Victor Prouvé est surtout connu pour ses peintures.

Il se fait remarquer comme portraitiste. Une de ses plus grandes réalisations est sans doute le portrait d’Emile Gallé (1892) exposé au musée de l’Ecole de Nancy, qui est avec la Villa Majorelle un des emblèmes du mouvement éponyme. 

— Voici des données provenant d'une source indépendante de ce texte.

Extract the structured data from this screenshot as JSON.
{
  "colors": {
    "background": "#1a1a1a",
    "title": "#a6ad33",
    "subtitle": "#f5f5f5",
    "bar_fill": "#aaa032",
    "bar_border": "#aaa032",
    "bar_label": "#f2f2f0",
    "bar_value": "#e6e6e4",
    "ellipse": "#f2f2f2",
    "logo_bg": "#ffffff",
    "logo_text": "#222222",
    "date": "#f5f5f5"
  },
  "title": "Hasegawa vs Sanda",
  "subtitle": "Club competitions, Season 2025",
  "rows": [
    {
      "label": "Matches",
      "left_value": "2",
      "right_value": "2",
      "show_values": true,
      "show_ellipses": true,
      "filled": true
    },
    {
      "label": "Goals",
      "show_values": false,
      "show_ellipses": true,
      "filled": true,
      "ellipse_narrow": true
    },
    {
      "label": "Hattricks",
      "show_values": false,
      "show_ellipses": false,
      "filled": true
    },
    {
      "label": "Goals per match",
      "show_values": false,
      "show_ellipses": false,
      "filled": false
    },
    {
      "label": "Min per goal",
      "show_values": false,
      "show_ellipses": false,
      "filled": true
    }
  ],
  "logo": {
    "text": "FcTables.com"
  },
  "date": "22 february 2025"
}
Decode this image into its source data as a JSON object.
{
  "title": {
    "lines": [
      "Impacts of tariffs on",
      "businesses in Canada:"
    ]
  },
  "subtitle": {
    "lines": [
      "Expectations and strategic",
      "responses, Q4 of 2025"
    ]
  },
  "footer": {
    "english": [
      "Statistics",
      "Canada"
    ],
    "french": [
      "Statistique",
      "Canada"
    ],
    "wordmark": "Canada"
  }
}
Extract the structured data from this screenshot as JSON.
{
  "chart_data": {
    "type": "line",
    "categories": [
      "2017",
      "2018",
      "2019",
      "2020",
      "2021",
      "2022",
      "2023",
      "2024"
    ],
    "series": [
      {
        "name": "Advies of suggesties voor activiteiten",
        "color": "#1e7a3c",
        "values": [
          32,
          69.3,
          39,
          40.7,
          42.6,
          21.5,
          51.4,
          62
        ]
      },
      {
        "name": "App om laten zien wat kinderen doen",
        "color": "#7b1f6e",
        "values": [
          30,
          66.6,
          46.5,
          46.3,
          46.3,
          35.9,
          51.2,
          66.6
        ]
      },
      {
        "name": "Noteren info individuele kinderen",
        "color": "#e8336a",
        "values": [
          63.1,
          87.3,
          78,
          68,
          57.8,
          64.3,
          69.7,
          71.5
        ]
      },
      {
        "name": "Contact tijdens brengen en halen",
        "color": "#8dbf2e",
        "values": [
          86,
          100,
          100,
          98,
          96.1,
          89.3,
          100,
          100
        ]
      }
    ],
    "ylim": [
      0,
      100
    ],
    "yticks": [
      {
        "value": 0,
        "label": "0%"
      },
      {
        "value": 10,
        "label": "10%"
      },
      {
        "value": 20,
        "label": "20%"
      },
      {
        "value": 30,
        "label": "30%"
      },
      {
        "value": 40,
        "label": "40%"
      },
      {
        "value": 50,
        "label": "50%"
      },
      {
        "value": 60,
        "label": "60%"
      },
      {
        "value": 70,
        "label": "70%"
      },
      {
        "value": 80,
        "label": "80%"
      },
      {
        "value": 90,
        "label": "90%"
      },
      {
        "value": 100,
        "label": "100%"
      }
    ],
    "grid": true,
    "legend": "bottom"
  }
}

Il se fait connaître ensuite comme peintre décorateur. Ses thèmes de prédilection sont la famille, le travail et le cycle de la nature. Ce dernier thème l’a d’ailleurs inspiré pour son huile sur toile marouflée La Vie (1896). Elle est exposée dans l’escalier d’honneur de l’Hôtel de Ville d’Issy-les-Moulineaux (92), et a été restaurée fin 2019. Elle représente la vie familiale, les valeurs républicaines et la vie ouvrière, dans le contexte de la politique artistique de la IIIe République, où l'on souhaitait mettre l’art à la portée de tous. 

Les œuvres littéraires se retrouvent aussi dans ses tableaux comme Les Voluptueux (1889) dont le premier titre était Le Deuxième cercle influencé par La Porte de l’Enfer (1880-1917) d’Auguste Rodin et tous les deux inspirés de La Divine Comédie (1472) de Dante.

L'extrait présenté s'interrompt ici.